そして、さほど魔力の密度が高くない魔法で作った結界を見破った事から、クロウが高い技量を持っている事が伺える。

そのためアルトはクロウを称賛したのだ。




「君がクロウだね?」




突然そんな声を掛けられた。

クロウ達四人がそちらを見ると、優男っぽい男子が一人いた。


「僕と手合わせしてくれないか?」


これから模擬戦を行うのである。別にこの男子の言葉は何らおかしくはない。

だが。


チラリ。


そいつは一瞬、クロウの腕に絡み付いているクロナへ一瞬視線を向ける。


ささっ。


しかし視線がクロナに触れる前に、彼女はクロウの後ろに引っ込んだ。

目の前の男子はそんなクロナを見て微笑みを浮かべる。


クロウは目の前の男を排除したくなった。


背は高い。顔も悪くない。

しかしその瞳に浮かぶ、クロナへの好意が酷く気持ち悪い。

模擬戦で自分の良い所を見せようとしている下心が丸見えのその目が物凄く気持ち悪い。


「ああ、いいぞ」


クロウは戦闘の申し込みに応えた。

勿論、目の前の男を潰す為に。




+++




「では、二人一組になって模擬戦を行おう……と考えていたのだが、まずクロウとアリオストの戦闘を全員で見る事にする。新しくクラスの仲間になった奴の技量を知るといい」


クララベル教諭の言葉により、現在、訓練所にはクロウとアリオスト(さっきの優男)を残して、全員観客席にいた。

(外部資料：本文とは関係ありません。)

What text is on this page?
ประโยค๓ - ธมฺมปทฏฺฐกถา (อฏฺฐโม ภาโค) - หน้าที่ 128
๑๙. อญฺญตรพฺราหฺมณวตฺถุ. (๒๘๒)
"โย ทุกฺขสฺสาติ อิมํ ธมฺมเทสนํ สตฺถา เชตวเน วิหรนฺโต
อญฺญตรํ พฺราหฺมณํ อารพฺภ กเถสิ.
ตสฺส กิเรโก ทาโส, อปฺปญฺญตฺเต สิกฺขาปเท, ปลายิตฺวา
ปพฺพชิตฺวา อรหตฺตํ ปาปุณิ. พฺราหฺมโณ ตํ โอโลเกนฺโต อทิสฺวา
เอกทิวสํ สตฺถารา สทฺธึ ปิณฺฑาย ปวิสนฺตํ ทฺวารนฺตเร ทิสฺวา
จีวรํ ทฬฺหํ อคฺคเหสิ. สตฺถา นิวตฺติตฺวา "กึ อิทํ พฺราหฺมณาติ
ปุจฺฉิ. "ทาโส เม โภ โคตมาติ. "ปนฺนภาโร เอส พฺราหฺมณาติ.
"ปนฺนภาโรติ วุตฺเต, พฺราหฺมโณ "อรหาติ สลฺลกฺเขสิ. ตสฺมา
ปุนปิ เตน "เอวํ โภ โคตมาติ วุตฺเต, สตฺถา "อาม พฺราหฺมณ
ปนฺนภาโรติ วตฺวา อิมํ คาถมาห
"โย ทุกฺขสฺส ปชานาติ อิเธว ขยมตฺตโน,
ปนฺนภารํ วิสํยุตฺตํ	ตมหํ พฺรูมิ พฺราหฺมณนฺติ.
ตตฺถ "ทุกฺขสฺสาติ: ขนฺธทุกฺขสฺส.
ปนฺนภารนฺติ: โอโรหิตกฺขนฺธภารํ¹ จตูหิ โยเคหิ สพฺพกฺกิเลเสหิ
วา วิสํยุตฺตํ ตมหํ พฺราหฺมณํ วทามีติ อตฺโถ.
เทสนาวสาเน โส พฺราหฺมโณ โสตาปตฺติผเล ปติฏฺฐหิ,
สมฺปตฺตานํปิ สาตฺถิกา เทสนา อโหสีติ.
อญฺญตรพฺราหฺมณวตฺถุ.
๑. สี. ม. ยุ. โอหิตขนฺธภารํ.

「だいじょーぶかな、クロナちゃんのおにーさん。アリオストくんの成績は平均的だけど」


「大丈夫です。むしろ怒っているお兄様と戦う彼に私は哀れみをすら覚えるのです」


観客席のリルラが言った台詞に、その隣のクロナが苦笑いを浮かべてそう言ったのがクロウに聞こえた。


「おにーさん、無表情で怒ってるよーには見えないよ?」


リルラが不思議そうに言うが、クロナはそれにクスクスと笑うだけで、何も言わない。

ちなみにアルトはリルラの隣にいる。どうやら彼はクロウを見て本能的にクロナの隣に座ったら危険かもしれないと感じたようだ。




その判断は間違っていなかったと、アルトは後に体を震わせながらそう語る。




「では二人共準備は良いな」


「ああ」


「ええ、いつでもどうぞ」




クロウはいつもと変わらぬ自然体で。

アリオストは彼の武器……マジックウェポンであるスタンダードな剣を構えて。